The nutritional regulation of MPB is normally driven via an insulin dependent effect, whereby secretion of insulin via carbohydrate and/or protein intake provide a nitrogen sparing effect thereby promoting positive net balance [6]. However, HMB has previously been shown to have no effect on insulin [8]; as such, suppression of MPB could be considered insulin independent. Indeed, HMB has been shown to have anti-catabolic properties in pre-clinical models, through action to suppress ubiquitin – proteasomal [43], [44] and autophagy [45] pathways following pharmacological enhancement of proteolysis. Yet despite an effect on MPB here, there were no obvious effects on the atrogenes MuRF1 and MAFbx (see Fig. 3E and F), therefore, how and through which proteolytic pathway HMB is regulating reductions in MPB in vivo is as yet not clear. However, we have previously reported that the acute suppression of MPB during insulin clamped conditions are not associated with altered abundance of a number of proteolytic markers such as MuRF1 and Mafbx [6], [46], therefore our observations here with proteolytic targets may not be so unexpected. Moreover, it is possible that with only a single timepoint, peak signalling events in response to HMB may not have been possible to capture – an inherent limitation of clinical studies – in order to understand the key signalling mechanisms involved in the modulation of MPS and MPB by HMB, a timecourse study is needed. Further mechanistic research is needed to resolve the mechanisms underlying the acute anti-proteolytic effects of HMB in skeletal muscle.

To conclude, a large single oral dose (∼3 g) of Ca-HMB robustly (near maximally) stimulates skeletal muscle anabolism, in the absence of additional nutrient intake; the anabolic effects of Ca-HMB are equivalent to FA-HMB, despite purported differences in bioavailability (Fig. 4).
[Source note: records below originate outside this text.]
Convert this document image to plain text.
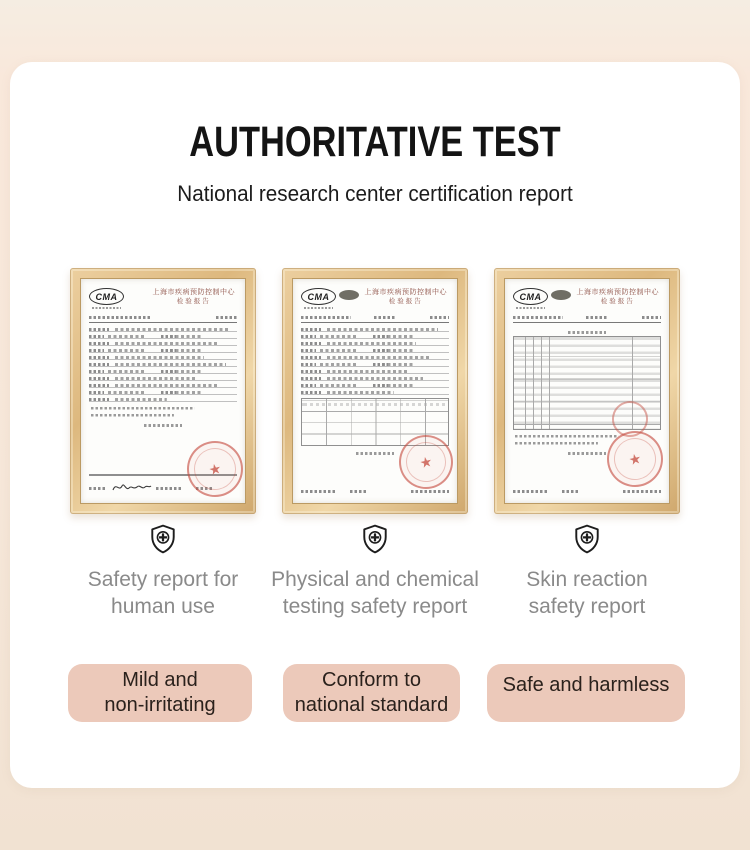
AUTHORITATIVE TEST
National research center certification report
CMA	上海市疾病预防控制中心
检验报告
★
Safety report for
human use
CMA	上海市疾病预防控制中心
检验报告
★
Physical and chemical
testing safety report
CMA	上海市疾病预防控制中心
检验报告
★
Skin reaction
safety report
Mild and
non-irritating
Conform to
national standard
Safe and harmless
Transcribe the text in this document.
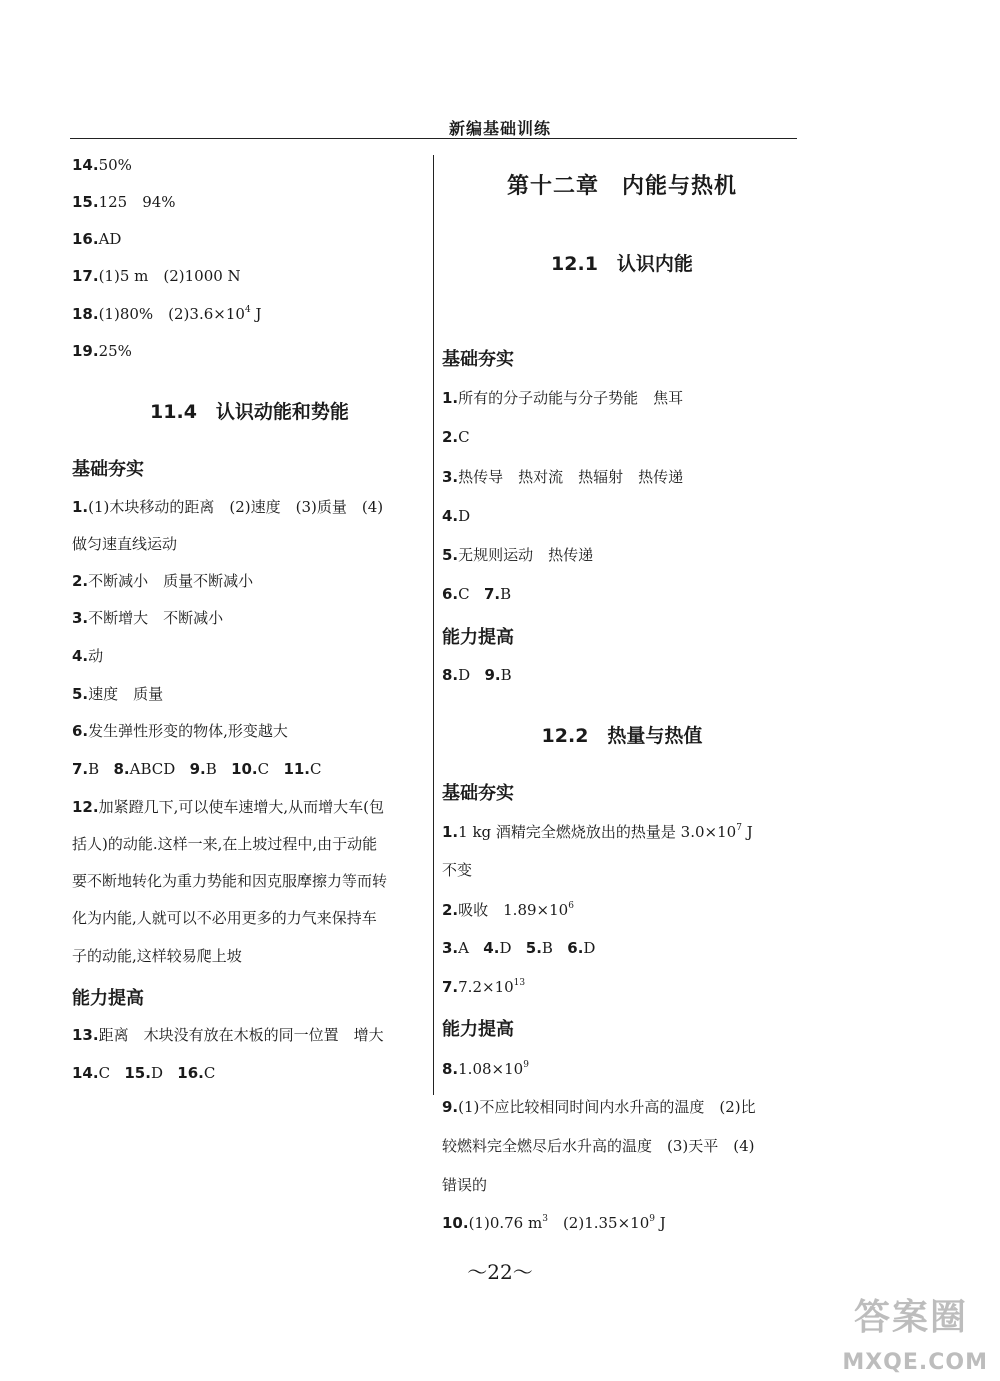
新编基础训练
14.50%
15.125　94%
16.AD
17.(1)5 m　(2)1000 N
18.(1)80%　$(2)3.6\times 10^4$ J
19.25%
11.4　认识动能和势能
基础夯实
1.(1)木块移动的距离　(2)速度　(3)质量　(4)
做匀速直线运动
2.不断减小　质量不断减小
3.不断增大　不断减小
4.动
5.速度　质量
6.发生弹性形变的物体,形变越大
7.B 8.ABCD 9.B 10.C 11.C
12.加紧蹬几下,可以使车速增大,从而增大车(包
括人)的动能.这样一来,在上坡过程中,由于动能
要不断地转化为重力势能和因克服摩擦力等而转
化为内能,人就可以不必用更多的力气来保持车
子的动能,这样较易爬上坡
能力提高
13.距离　木块没有放在木板的同一位置　增大
14.C 15.D 16.C
第十二章　内能与热机
12.1　认识内能
基础夯实
1.所有的分子动能与分子势能　焦耳
2.C
3.热传导　热对流　热辐射　热传递
4.D
5.无规则运动　热传递
6.C 7.B
能力提高
8.D 9.B
12.2　热量与热值
基础夯实
1.1 kg 酒精完全燃烧放出的热量是 $3.0\times 10^7$ J
不变
2.吸收　$1.89\times 10^6$
3.A 4.D 5.B 6.D
$7.7.2\times 10^{13}$
能力提高
$8.1.08\times 10^9$
9.(1)不应比较相同时间内水升高的温度　(2)比
较燃料完全燃尽后水升高的温度　(3)天平　(4)
错误的
10.(1)0.76 $m^3$　$(2)1.35\times 10^9$ J
～22～
答案圈
MXQE.COM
This data suggests the threshold for stimulation of MPS by HMB is likely to be lower than thought, further highlighting the potent anabolic properties of HMB and supporting its use as a pharmaconutrient in the modulation muscle mass in health and disease. Future research should determine whether this acute anabolic response can be re-capitulated over more chronic periods (using novel techniques such as D2O stable isotope tracer techniques) alongside standard nutrition, and in groups of individuals where such benefits may be most useful (i.e. ageing and non-communicable disease states). In addition, the efficacy of HMB would need to be tested using the gold standard placebo controlled designed, something that could be considered a limitation in the present study. Moreover, investigation as to whether there is a distinct threshold for the efficacy of HMB (in either form) through a dose response approach, will also help clarify whether there is a relationship between plasma bioavailability and the positive anabolic effects of HMB.

Statement of authorship

PJA, JAR, KS, NJS, JW & JL conceived and designed the study. TH & ML performed all data collection. DJW, BEP, JC, ML, MSB, AP & SA performed the sample processing, data analyses and construction of figures. All authors contributed to the preparation and drafting of the final manuscript.

Conflict of interest

JAR is an employee of Metabolic Technologies Inc. All other authors state no conflict of interest.

Funding sources

This work was supported by an unconditional grant from Metabolic Technologies Inc; the Medical Research Council [grant number MR/K00414X/1]; and Arthritis Research UK [grant number 19891]. DJ Wilkinson was a post-doctoral research fellow funded through the MRC-ARUK Centre for Musculoskeletal Ageing Research awarded to the Universities of Nottingham and Birmingham. Metabolic Technologies Inc. supplied the Ca-HMB on a collaborative basis and undertook the HMB plasma analyses, but were blinded to the sample identities. A Philp is supported by BBSRC New Investigator Award [grant number BB/L023547/1].